Objective: Compare the levels of serum lipoprotein(a) [Lp(a)] and plasminogen activator inhibitor-1(PAI-1) in patients with primary nephrotic syndrome(PNS) with normal controls. To explore the relationship of three polymorphisms, 4G/5G(rs587776796) in the promoter of PAI-1 gene and +93C/T(rs1853021), +121G/A(rs1800769) of LPA gene,with the susceptibility to PNS.Methods: PNS patients and healthy controls were enrolled. The serum and blood samples from patients with PNS and healthy people were collected. Enzyme-linked immunosorbent assay(Elisa) was used to test PAI-1 levels in serum. Automatic biochemical analyzer detected the levels of serum Lp(a) and blood lipids, and collected their common clinical data.

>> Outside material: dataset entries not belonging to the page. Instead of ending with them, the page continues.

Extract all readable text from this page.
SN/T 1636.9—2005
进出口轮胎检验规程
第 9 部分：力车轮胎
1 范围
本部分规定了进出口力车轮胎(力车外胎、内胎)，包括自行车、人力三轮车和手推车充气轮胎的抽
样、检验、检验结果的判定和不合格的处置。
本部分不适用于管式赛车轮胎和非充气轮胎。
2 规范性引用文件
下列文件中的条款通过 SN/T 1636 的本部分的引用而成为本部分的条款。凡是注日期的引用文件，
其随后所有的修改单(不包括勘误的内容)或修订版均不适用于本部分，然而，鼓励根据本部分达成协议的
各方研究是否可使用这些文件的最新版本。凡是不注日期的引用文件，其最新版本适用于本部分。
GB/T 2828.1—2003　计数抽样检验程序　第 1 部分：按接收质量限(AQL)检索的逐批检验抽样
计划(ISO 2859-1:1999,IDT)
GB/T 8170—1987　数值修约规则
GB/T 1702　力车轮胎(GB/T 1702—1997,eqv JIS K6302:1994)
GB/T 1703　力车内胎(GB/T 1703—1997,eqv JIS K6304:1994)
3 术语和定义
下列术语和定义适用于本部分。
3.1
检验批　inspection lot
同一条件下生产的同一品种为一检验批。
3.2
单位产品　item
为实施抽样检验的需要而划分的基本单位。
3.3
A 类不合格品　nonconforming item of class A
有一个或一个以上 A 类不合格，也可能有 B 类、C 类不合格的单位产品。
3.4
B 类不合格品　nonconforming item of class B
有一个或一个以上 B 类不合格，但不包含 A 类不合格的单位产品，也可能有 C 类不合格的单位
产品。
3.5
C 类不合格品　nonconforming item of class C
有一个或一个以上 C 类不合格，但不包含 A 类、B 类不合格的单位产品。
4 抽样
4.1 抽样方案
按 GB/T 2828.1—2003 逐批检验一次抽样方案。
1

Extracted blood genomic DNA, then detected genotypes of all the participants by allele-specific polymerase chain reaction(AS-PCR) and DNA sequencing to explore the distributions of genotype frequencies and allele frequencies.Results: Compared with the NC group, the levels of PAI-1 and Lp(a) in serum were significantly higher in PNS patients. Both the genotype frequencies and the allele distributions of 4G/5G polymorphism were significant difference between the two groups.The serum level of PAI-1 was significant higher in patients with 4G/4G genotype than5G/5G genotype. The distribution of genotypes includes(CC, CT, TT) in LPA+93C/T polymorphism was no significant difference between PNS and NC subjects, but the difference was found in CC versus CC+TT genotypes. And the frequency distributions of allele C/T was different between the two groups. No significant difference of serum Lp(a)level was detected among the three genotypes of LPA+93C/T, and the the same result was found among the three genotypes of LPA+121A/G polymorphism. Meanwhile, the genotypes and allele frequency distributions of LPA+121A/G polymorphism were not statistically difference between PNS and NC groups.Conclusions: The increased levels of Lp(a) and PAI-1 in serum are two risk factors of PNS. Polymorphisms of 4G/5G in PAI-1 gene and +93C/T in LPA gene are associated with the susceptibility of PNS. No significant association is found between LPA+121A/G polymorphism and the risk of PNS.